しかし、攻められるのは、詐欺師のような人たちであって、彼ではないはずだ。そして、もっとも責められるべきは、それを野放しにしているメディアや国ではないのか?海老蔵さんには、こんな誹謗中傷にめげずに頑張って欲しい。 

そして、同じ号に、あまりにも品格のない国会議員の記事が出ていた。日本滞在時にワイドショーで(私は日本を低俗化している元凶ではないかと思っているが、思わず見てしまった)録音されたテープを聞いたが、これは完全に国会議員としてだけでなく、一人の人間として終わっていると思った。自分のことを「・・・・様」と呼ぶなど論外だ。派閥のトップが、「秘書が高速道路を逆走していた・・・・」などの事情があると言い訳をしていたが、自民党の幹部として明らかに危機意識に欠ける発言だ。どんな理由があるにせよ、秘書を人間扱いしていない異常な口調は許されるものではない。 

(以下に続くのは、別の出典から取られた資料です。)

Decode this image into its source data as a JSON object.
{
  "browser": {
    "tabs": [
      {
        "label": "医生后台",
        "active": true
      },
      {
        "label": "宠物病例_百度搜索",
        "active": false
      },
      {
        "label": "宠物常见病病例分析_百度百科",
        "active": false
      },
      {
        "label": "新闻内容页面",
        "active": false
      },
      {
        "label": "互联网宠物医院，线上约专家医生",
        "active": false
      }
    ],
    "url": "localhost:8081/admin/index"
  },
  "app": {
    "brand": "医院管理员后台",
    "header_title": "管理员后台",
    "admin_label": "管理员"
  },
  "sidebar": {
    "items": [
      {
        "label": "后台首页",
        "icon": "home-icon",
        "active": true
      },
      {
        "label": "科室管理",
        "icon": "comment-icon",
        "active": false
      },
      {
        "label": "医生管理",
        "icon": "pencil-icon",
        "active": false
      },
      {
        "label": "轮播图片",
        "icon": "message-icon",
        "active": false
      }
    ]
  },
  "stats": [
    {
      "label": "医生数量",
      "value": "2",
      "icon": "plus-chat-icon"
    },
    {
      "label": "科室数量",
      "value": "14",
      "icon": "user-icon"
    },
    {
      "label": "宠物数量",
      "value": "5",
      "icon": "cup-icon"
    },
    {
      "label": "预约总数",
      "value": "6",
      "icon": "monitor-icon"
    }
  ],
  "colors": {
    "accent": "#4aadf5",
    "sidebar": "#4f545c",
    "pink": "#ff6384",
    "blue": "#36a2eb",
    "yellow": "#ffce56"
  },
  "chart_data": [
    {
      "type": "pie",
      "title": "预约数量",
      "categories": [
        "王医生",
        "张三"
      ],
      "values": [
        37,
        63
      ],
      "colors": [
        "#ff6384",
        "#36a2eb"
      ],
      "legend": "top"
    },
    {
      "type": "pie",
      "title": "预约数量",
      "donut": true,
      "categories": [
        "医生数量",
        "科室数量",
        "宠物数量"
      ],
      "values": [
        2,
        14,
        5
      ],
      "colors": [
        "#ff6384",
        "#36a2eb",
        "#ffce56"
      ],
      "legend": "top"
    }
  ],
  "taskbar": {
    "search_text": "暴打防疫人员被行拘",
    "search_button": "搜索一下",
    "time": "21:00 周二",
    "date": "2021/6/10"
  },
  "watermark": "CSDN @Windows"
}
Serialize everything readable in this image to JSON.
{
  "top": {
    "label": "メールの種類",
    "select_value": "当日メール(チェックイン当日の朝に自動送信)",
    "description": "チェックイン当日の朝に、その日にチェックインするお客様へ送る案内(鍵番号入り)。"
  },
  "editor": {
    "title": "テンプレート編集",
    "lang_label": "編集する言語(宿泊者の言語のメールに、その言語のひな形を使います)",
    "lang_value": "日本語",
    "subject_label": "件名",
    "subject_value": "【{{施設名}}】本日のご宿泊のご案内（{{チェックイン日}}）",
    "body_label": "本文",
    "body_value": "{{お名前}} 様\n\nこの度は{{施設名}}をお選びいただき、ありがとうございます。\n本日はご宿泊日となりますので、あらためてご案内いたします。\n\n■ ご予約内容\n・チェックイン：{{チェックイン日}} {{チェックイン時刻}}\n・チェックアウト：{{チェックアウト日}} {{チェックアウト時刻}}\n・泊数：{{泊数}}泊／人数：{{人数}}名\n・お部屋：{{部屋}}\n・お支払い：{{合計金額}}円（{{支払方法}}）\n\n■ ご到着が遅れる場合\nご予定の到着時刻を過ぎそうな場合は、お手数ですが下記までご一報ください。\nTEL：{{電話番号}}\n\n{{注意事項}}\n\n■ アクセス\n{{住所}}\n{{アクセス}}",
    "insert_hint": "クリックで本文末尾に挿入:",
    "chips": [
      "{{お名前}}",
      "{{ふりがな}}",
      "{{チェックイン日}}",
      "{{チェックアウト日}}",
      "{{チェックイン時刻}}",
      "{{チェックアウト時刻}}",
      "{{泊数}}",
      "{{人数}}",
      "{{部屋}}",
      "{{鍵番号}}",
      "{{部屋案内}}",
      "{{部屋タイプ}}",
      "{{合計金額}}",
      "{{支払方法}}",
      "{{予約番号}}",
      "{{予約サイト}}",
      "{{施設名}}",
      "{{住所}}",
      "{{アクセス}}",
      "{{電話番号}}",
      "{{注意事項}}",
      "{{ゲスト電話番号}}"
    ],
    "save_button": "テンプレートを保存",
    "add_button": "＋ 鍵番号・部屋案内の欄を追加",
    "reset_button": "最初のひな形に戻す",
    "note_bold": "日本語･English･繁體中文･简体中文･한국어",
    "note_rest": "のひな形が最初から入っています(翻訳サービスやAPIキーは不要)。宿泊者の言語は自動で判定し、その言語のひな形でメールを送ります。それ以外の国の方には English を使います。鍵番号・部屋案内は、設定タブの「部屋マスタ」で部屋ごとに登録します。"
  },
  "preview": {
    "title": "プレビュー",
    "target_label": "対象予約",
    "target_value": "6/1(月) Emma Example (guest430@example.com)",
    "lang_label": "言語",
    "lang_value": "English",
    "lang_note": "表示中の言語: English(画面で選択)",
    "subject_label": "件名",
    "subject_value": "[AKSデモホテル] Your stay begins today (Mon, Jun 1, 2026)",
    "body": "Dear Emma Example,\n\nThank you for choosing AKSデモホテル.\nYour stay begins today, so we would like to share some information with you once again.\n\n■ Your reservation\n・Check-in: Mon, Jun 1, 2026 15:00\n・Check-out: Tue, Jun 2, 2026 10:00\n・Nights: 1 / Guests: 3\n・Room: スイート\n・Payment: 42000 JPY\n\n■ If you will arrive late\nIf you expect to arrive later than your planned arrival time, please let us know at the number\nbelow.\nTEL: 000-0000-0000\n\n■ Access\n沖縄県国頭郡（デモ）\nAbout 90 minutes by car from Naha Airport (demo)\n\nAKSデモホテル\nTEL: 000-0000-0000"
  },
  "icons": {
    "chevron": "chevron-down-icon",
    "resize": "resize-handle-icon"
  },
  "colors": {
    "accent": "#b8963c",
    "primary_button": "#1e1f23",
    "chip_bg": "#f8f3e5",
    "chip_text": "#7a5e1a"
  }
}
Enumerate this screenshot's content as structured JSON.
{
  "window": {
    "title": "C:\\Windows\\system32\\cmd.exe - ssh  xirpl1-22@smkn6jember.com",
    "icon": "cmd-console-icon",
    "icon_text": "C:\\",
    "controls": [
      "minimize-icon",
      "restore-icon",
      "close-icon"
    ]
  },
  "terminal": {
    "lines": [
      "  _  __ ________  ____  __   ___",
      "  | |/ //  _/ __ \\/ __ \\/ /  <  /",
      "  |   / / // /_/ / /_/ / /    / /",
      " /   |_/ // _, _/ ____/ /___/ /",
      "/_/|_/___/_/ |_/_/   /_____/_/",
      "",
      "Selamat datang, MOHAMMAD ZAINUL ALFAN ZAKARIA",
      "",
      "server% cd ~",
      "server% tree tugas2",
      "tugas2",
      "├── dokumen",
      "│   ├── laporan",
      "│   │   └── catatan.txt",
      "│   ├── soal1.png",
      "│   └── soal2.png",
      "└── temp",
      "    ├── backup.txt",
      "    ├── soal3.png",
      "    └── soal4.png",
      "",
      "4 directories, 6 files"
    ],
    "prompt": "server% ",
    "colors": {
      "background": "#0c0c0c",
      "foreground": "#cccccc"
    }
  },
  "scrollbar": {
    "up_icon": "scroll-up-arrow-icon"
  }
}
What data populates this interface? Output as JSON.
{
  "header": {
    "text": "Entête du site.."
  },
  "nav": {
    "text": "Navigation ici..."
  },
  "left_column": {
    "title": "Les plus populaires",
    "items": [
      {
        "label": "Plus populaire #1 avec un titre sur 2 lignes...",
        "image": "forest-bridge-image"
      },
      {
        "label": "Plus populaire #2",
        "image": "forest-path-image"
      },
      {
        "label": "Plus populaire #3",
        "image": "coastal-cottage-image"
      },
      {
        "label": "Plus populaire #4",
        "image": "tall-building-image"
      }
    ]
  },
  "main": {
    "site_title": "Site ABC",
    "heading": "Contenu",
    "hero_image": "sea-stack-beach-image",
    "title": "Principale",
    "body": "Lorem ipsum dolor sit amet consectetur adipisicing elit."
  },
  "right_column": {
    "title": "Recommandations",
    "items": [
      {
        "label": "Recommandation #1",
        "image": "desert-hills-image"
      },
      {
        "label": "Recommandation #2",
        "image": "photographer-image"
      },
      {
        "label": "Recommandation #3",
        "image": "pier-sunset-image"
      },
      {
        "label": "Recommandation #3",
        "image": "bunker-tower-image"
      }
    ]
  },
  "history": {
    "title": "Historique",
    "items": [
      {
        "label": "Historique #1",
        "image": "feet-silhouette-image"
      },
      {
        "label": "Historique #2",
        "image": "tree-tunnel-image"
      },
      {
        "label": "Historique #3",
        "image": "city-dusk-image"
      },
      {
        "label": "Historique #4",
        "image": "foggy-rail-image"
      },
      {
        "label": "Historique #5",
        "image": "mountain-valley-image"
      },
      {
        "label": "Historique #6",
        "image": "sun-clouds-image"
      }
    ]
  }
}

公用車で子供を送り迎えしていたと批判を受けていた議員には同情したい。保育園は、宿舎と役所の真ん中くらいにあるので、途中寄り道して何が悪いのだろうかと思う。役所の人間や秘書が、公務と関係のない乳母車を押すなどの手助けしているのがそれほど大きな問題なのか?国のために働いている国会議員に対して、ここまで目くじらを立てて怒ることでもないだろうと私は感じた。 

米国の大統領選挙でも、一方の候補の議員の不利になる情報が選挙直前に流され、情勢が一変した。日本のメディアは、明らかに現政権の足を意図的に引っ張るように思えてならない。

しかし、今回の自民党の都議選挙での惨敗は、このようなメディアの印象操作だけでなく、自民党議員の危機管理の甘さの結果ではないかと思う。しかし、今の日本の政治を誰に任せろというのか?オセロのように白黒がコロコロ変わっては、国の信用を失うだけだ。米国や日本の隣国を見れば、政治のオセロ化は大変だ。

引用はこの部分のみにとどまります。